Biden’s veto bodes ill for the US economy and job market
The Biden administration’s National Labor Relations Board recently adopted a new and ideologically charged standard on joint employment. This new joint-employer rule, which threatens to create uncertainty and multiple new burdens for employers who contract out part of their work, is currently mired in litigation.
Congress, on a bipartisan basis, recently attempted to settle the issue by passing a resolution under the Congressional Review Act that would have just scrapped the new rule. Unfortunately, President Biden just vetoed their effort last week.
Biden’s veto represents a significant policy shift that will adversely affect the business landscape, particularly in a time when economic stability is paramount. This veto not only rejects clear bipartisan legislative action but also imposes additional burdens on businesses already navigating a challenging economic environment.
The NLRB’s revised joint employer standard notably lowers the threshold for determining when two businesses are considered joint employers. Under the previous administration, the standard required that a company must have “direct and immediate” control over the terms and conditions of employment to be considered a joint employer.
The new rule broadens this definition, allowing a business to be deemed a joint employer even if it has only indirect influence over the employment conditions of another company’s workers. The old standard provided clarity and stability for businesses engaging with contractors and franchisees, but the new standard seems to create ambiguity on purpose.
What does Biden have to gain from all of this? Union votes. But how many votes will he lose if this new rule dampens the economic recovery in an election year?
The bipartisan resolution under the CRA aimed to maintain the previous, stricter standard. The support for it from both sides of the aisle underscored a shared understanding of the importance of a stable and predictable legal environment for businesses. However, with Biden’s veto, the resolution was blocked, paving the way for the implementation of the NLRB’s very clearly anti-business criteria.

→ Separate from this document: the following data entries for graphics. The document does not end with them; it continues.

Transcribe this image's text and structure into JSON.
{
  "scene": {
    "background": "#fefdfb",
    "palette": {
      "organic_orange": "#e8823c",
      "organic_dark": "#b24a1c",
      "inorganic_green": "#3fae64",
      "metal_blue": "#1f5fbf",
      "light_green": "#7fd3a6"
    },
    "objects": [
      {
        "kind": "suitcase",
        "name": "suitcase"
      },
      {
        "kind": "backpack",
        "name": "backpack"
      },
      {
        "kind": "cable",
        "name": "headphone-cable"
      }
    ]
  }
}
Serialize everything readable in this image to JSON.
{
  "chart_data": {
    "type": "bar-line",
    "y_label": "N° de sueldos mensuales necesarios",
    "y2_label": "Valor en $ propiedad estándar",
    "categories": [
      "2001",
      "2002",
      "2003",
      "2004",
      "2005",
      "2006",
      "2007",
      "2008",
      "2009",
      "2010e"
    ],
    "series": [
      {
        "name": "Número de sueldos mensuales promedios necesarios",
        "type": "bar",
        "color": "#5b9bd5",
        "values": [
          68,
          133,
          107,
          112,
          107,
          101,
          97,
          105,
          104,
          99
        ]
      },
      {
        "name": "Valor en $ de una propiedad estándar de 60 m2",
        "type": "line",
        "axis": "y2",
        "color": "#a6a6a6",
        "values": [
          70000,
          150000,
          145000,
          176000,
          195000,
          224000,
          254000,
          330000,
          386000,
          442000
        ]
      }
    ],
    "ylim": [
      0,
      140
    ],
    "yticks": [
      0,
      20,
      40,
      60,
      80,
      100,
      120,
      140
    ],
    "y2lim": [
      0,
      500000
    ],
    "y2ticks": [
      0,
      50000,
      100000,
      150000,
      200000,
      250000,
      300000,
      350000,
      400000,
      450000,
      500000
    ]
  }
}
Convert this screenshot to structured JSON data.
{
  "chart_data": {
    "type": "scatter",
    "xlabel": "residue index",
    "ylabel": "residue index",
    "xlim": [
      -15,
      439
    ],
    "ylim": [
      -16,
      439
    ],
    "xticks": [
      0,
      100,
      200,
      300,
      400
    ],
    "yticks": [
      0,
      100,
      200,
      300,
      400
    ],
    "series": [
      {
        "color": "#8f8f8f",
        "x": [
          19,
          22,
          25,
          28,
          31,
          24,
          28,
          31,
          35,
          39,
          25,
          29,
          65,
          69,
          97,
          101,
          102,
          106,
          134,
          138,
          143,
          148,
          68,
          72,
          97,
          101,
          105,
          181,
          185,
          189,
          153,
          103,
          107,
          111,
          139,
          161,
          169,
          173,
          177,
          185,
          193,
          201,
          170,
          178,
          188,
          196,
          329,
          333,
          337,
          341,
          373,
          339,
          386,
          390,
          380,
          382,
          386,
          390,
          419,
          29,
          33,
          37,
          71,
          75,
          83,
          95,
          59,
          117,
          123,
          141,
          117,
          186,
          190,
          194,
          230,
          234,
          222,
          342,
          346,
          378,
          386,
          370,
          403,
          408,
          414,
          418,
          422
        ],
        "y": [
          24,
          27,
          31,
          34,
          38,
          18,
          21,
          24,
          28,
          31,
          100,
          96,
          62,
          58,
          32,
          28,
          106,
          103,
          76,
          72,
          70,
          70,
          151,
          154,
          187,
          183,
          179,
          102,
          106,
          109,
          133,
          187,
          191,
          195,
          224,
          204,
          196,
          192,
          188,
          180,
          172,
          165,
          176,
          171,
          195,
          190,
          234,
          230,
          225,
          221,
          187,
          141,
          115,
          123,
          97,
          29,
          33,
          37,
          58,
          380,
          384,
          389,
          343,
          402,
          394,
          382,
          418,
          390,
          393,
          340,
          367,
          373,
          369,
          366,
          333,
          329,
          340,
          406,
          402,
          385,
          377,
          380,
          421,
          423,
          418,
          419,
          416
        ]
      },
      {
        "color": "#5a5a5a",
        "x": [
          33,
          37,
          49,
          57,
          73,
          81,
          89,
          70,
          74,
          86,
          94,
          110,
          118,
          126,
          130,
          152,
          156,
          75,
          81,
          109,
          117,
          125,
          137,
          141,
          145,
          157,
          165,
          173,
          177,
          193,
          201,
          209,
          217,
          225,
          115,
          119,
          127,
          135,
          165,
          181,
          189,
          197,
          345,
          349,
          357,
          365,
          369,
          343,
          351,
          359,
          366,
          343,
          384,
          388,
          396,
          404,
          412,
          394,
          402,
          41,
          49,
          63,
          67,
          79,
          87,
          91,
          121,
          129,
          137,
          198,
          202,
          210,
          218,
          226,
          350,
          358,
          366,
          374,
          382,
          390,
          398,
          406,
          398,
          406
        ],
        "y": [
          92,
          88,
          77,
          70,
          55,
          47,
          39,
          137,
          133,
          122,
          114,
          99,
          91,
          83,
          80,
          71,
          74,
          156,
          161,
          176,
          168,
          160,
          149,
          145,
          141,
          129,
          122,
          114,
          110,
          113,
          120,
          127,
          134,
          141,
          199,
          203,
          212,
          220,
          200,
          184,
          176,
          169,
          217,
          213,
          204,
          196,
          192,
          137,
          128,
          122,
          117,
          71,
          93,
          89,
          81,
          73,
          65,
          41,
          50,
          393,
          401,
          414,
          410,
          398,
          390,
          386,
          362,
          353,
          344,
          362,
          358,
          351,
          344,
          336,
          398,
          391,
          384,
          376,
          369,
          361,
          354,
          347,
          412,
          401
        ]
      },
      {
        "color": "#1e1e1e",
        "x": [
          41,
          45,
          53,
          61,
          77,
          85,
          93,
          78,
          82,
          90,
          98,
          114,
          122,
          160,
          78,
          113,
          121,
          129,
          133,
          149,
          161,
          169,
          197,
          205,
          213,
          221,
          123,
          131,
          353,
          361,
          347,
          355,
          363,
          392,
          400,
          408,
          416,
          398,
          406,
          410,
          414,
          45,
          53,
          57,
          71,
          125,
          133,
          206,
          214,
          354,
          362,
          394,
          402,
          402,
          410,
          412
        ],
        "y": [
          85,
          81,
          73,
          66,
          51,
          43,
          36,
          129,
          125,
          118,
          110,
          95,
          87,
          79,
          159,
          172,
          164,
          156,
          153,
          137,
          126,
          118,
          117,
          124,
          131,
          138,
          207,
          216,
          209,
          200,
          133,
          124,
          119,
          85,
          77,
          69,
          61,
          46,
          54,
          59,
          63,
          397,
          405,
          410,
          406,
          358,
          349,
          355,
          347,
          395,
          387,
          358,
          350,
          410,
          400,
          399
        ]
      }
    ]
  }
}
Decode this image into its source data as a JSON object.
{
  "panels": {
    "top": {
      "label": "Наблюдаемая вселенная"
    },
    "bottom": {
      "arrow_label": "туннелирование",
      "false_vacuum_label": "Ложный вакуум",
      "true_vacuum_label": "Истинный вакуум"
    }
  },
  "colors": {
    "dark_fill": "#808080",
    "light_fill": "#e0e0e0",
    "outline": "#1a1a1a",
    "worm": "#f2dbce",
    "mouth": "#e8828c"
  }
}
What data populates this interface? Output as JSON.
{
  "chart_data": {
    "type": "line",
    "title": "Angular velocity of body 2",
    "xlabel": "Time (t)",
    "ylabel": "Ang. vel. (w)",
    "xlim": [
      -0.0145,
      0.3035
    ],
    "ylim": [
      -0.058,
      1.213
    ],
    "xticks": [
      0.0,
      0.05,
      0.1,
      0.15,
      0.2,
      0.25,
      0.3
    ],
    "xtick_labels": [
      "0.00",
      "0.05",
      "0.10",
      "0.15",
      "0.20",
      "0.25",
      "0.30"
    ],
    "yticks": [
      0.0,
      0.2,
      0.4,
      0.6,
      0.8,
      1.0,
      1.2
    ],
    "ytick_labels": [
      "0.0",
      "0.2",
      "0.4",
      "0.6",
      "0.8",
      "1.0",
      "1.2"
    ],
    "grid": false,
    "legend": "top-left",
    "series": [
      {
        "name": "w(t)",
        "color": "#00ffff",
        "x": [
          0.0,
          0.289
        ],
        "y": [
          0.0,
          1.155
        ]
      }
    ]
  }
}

The veto will have significant implications. First, the new joint employer standard will certainly lead to increased litigation, as the boundaries of “indirect” and “potential” control are tested in courts. The resulting legal uncertainty will burden businesses with additional costs and discourage the formation of beneficial business relationships, particularly in sectors like franchising and contracting, where such relationships are common.
As the U.S. Chamber of Commerce has pointed out, this rule change could “result in decreased business formation and growth, and create significant costs for both large and small companies.”
Moreover, in an economy still recovering from the COVID-19 pandemic, the timing of such a regulatory shift seems particularly counterproductive. Businesses are currently facing a myriad of challenges, from supply-chain disruptions to inflationary pressures. The added uncertainty and potential liability under the new joint employer standard could hinder recovery efforts.
During economic recoveries, it is crucial for policies to foster an environment of growth and stability, not increase the regulatory burdens on businesses that are the backbone of the economy.
The broader implications for labor relations cannot be overlooked either. While supporters of the new standard argue that it will ensure more businesses are accountable for labor violations and provide greater bargaining power to workers, this perspective does not consider the negative effects it will have on the labor market. Increased liabilities could lead employers to tighten control over their business practices, potentially leading to fewer job opportunities and less flexibility in employment arrangements.
The veto also speaks to a larger trend of regulatory changes being pushed through without sufficient legislative backing. This rule undermines the role of Congress and the legislative process in shaping labor and employment law. When such significant changes are made through regulatory agencies rather than through legislation, it bypasses elected representatives and the constituents they serve, weakening the democratic process and potentially leading to a governance model that relies too heavily on executive action and regulatory interpretation.
In conclusion, Biden’s decision to veto the bipartisan CRA resolution is a mistake — a missed opportunity to reinforce a bipartisan approach to labor and employment issues. It imposes a regulatory framework that will doubtlessly have deleterious effects on the economic landscape, increasing costs and legal risks for businesses, and potentially stifling economic recovery and growth.
This veto not only affects businesses, but also sets a precedent for future regulatory actions that might prioritize expediency and partisanship over consensus, further polarizing our political and economic environment.
As we move forward, it is crucial for policymakers to consider the broader economic effects of such regulatory changes and strive for solutions that foster business stability and growth, particularly in uncertain times. Engaging with all stakeholders to find a balanced approach should be the priority rather than unilateral decisions that will have far-reaching consequences for both businesses and workers alike.
John-Paul S. Deol is a partner and head of the employment law practice at Dhillon Law Group.